Crescimento do abate de gado em 2025 reflete forte demanda chinesa, vendas à China subiram quase 45% em janeiro, e medidas de Pequim criam incertezas para o setor

Abate de gado no Brasil avançou com força ao longo de 2025, impulsionado por uma demanda externa concentrada, especialmente da China, e trouxe recordes na produção.

O movimento acelerado de processamento elevou o país à liderança mundial da carne bovina, mas também gerou debates sobre a dependência de um único destino e possíveis interferências nas exportações.

No centro das discussões estão as medidas chinesas de cotas e a proposta do governo brasileiro para limitar vendas por empresa, em tentativa de reduzir riscos à cadeia,

conforme informação divulgada pelo g1

Recorde de abates e dados do IBGE

Dados preliminares do IBGE mostram que o abate de gado no Brasil cresceu 13,1% no quarto trimestre de 2025 em relação ao mesmo período do ano anterior.

Se esse aumento for confirmado, o total de abates no Brasil em 2025 chega a 42,3 milhões de cabeças, um recorde.

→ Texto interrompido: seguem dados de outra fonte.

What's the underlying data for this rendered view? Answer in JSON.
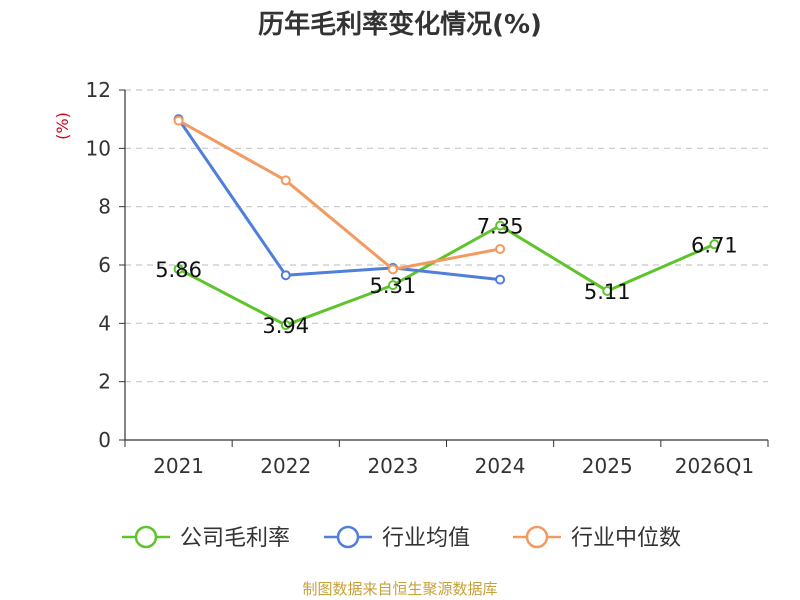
{
  "chart_data": {
    "type": "line",
    "title": "历年毛利率变化情况(%)",
    "ylabel": "(%)",
    "xlabel": "",
    "categories": [
      "2021",
      "2022",
      "2023",
      "2024",
      "2025",
      "2026Q1"
    ],
    "ylim": [
      0,
      12
    ],
    "yticks": [
      0,
      2,
      4,
      6,
      8,
      10,
      12
    ],
    "grid": true,
    "legend_position": "bottom",
    "series": [
      {
        "name": "公司毛利率",
        "color": "#5ec42c",
        "values": [
          5.86,
          3.94,
          5.31,
          7.35,
          5.11,
          6.71
        ],
        "labels": [
          "5.86",
          "3.94",
          "5.31",
          "7.35",
          "5.11",
          "6.71"
        ]
      },
      {
        "name": "行业均值",
        "color": "#4f7fd9",
        "values": [
          11.0,
          5.65,
          5.9,
          5.5,
          null,
          null
        ]
      },
      {
        "name": "行业中位数",
        "color": "#f39a60",
        "values": [
          10.95,
          8.9,
          5.85,
          6.55,
          null,
          null
        ]
      }
    ]
  },
  "source": "制图数据来自恒生聚源数据库"
}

Esse salto acompanha a aceleração das plantas de processamento diante da procura externa.

Impacto das vendas à China e números de exportação

Dados do governo brasileiro indicam que a demanda chinesa permaneceu forte em janeiro, com as vendas para o país asiático alcançando US$ 650 milhões no mês passado, quase 45% a mais do que há um ano.

No total, o Brasil vendeu cerca de 232.000 toneladas métricas de carne bovina fresca para vários destinos em janeiro de 2026, gerando quase US$ 1,3 bilhão em receita. A participação da China no comércio de carne bovina do Brasil foi de aproximadamente metade, em valor e volume.

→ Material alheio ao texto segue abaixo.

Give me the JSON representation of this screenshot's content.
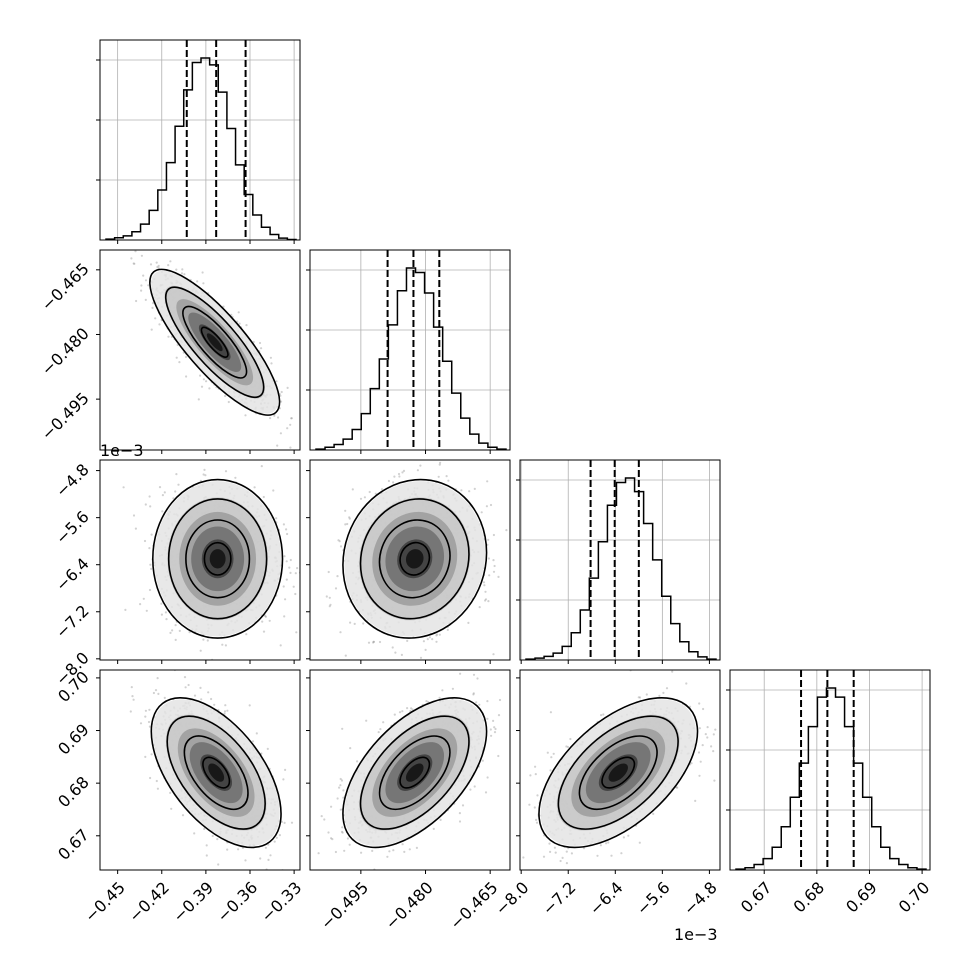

Cotas chinesas, riscos e resposta do governo

Apesar do aquecimento das vendas, Pequim introduziu limites que podem reduzir o ritmo de embarques sem planejamento, o que preocupa processadores e criadores.

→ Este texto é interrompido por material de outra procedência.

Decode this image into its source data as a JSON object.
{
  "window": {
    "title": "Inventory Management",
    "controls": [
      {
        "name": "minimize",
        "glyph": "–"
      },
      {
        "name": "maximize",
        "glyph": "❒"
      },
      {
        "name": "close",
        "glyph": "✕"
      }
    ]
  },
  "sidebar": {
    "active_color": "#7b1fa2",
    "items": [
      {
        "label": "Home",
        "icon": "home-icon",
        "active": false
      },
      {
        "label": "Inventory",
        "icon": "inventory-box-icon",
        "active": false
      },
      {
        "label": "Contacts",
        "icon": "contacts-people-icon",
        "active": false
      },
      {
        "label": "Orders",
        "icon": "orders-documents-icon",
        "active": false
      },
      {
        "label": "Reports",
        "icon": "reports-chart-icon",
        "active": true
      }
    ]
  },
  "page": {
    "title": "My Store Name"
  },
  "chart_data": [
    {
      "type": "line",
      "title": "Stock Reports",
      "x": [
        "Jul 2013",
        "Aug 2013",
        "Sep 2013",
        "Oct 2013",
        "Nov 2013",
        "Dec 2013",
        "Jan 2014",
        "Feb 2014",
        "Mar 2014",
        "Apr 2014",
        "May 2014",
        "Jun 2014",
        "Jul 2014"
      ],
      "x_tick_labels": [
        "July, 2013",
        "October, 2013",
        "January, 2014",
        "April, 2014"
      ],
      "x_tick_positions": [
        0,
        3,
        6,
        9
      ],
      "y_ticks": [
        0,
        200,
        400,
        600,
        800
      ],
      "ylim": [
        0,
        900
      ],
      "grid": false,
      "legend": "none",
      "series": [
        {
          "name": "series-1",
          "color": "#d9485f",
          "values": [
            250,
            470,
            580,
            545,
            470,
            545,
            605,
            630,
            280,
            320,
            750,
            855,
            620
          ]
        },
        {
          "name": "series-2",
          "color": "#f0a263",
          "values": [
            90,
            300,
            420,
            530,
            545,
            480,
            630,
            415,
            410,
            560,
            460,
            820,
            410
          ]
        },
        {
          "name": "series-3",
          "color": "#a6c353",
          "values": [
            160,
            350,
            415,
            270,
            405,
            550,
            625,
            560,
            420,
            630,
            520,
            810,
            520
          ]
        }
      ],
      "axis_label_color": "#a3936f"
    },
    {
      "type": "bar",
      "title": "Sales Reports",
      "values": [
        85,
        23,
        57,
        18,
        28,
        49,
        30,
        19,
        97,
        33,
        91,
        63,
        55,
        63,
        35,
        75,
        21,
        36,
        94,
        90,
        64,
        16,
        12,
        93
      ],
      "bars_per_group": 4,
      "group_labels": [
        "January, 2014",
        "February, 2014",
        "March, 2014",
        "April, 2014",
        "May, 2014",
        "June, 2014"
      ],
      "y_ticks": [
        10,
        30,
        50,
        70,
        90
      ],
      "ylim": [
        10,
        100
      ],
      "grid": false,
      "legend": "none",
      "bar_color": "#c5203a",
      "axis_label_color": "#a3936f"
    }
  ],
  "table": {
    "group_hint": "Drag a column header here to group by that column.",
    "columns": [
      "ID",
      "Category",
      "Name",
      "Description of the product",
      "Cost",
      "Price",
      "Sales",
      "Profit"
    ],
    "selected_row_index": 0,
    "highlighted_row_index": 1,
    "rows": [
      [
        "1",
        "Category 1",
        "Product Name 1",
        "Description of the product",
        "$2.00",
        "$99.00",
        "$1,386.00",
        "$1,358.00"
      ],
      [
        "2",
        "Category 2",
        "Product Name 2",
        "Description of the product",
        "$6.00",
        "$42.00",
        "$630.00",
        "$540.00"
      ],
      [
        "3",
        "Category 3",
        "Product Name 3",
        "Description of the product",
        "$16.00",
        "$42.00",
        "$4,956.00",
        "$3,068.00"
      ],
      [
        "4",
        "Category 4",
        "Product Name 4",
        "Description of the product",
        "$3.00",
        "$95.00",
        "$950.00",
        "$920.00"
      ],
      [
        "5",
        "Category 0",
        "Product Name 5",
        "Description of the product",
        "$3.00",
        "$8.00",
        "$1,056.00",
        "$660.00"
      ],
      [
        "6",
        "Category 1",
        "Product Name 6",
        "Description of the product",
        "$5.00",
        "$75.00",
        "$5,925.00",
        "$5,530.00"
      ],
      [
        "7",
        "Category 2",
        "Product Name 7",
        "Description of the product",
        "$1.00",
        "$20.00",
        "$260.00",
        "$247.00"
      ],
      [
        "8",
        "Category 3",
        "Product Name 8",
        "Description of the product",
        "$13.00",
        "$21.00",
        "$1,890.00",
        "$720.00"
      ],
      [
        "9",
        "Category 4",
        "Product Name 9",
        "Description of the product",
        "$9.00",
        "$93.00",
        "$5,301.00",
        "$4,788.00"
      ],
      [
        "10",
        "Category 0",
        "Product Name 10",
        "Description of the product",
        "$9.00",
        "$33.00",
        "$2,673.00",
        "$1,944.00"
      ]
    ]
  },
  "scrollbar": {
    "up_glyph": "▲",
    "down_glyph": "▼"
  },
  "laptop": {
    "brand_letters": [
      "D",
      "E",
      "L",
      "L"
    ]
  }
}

Qualquer coisa que exceda um determinado limite será tributada com uma sobretaxa de 55%. A medida já é vista como um fator capaz de mudar incentivos comerciais de curto prazo.

O governo brasileiro está agora discutindo com o setor um plano para atribuir cotas específicas às empresas, na mesma proporção de suas exportações para a China no ano passado, a fim de regular os suprimentos. Defensores dizem que isso poderia evitar pressão sobre preços do gado e quedas nos valores de exportação.

Críticos, por outro lado, afirmam que a proposta pode representar uma interferência sem precedentes nas exportações de alimentos, ao dividir mercado entre empresas conforme histórico de vendas.

Limites chineses e expectativas para 2026

Pequim isentará 1,106 milhão de toneladas métricas de carne bovina brasileira de tarifas adicionais este ano. Em média, os exportadores locais venderiam cerca de 92.000 toneladas mensais para a China abaixo do limite, em comparação com quase 140.000 toneladas mensais em 2025.

O novo cenário exige que frigoríficos e pecuaristas ajustem programação de produção e destinos, buscando diversificar compradores e mitigar riscos de receitas.

Para o mercado interno, o aumento do abate de gado em 2025 trouxe maior oferta, mas os efeitos sobre preços ao consumidor dependerão da velocidade com que empresas e governo conseguirem redistribuir volumes entre mercados alternativos.